## Initialization

In [None]:
import torch
from IPython.core.display import display
import data_loader
import traineval
import model as model
import importlib
import matplotlib.pyplot as plt
import random
import numpy as np
import pandas as pd


def set_seed(seed):
    random.seed(seed)
    np.random.seed(seed)
    torch.manual_seed(seed)
    torch.cuda.manual_seed_all(seed)


seed = 42

pd.set_option('max_columns', 100)

if torch.cuda.is_available():
    device = torch.device("cuda")
else:
    device = torch.device("cpu")

print(f"device used is {device}")

## Loading the Data

In [None]:
train_dataset, tokens_vocab, y_vocab = data_loader.load_train_dataset()
dev_dataset = data_loader.load_dev_dataset(tokens_vocab, y_vocab)
print(train_dataset, dev_dataset, sep='\n')
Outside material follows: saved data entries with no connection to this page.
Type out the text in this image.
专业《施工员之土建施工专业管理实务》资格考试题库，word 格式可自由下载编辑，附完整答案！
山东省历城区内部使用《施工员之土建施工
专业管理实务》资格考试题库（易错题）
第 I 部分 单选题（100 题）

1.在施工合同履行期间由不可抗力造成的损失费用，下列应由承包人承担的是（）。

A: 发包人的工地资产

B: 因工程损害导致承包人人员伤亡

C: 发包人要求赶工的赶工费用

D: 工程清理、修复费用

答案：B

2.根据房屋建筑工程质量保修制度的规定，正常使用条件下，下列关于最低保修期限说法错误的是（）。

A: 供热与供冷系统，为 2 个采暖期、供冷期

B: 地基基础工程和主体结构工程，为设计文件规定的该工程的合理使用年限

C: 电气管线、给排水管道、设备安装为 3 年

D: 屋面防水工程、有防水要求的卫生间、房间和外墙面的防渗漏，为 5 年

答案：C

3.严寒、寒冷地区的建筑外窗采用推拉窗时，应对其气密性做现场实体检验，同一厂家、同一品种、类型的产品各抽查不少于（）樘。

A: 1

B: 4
sa_train_dataset = data_loader.WSDSentencesDataset.from_word_dataset(train_dataset)
sa_dev_dataset = data_loader.WSDSentencesDataset.from_word_dataset(dev_dataset)
print(sa_train_dataset, sa_dev_dataset, sep='\n')

## Part 1: Query-Based Attention

In [None]:
importlib.reload(model)

dropout = 0.25
D = 300
lr = 8e-5
batch_size = 100
num_epochs = 5
set_seed(seed)

m1 = model.WSDModel(
    tokens_vocab.size(),
    y_vocab.size(),
    D=D,
    dropout_prob=dropout
).to(device)

optimizer = torch.optim.Adam(m1.parameters(), lr=lr)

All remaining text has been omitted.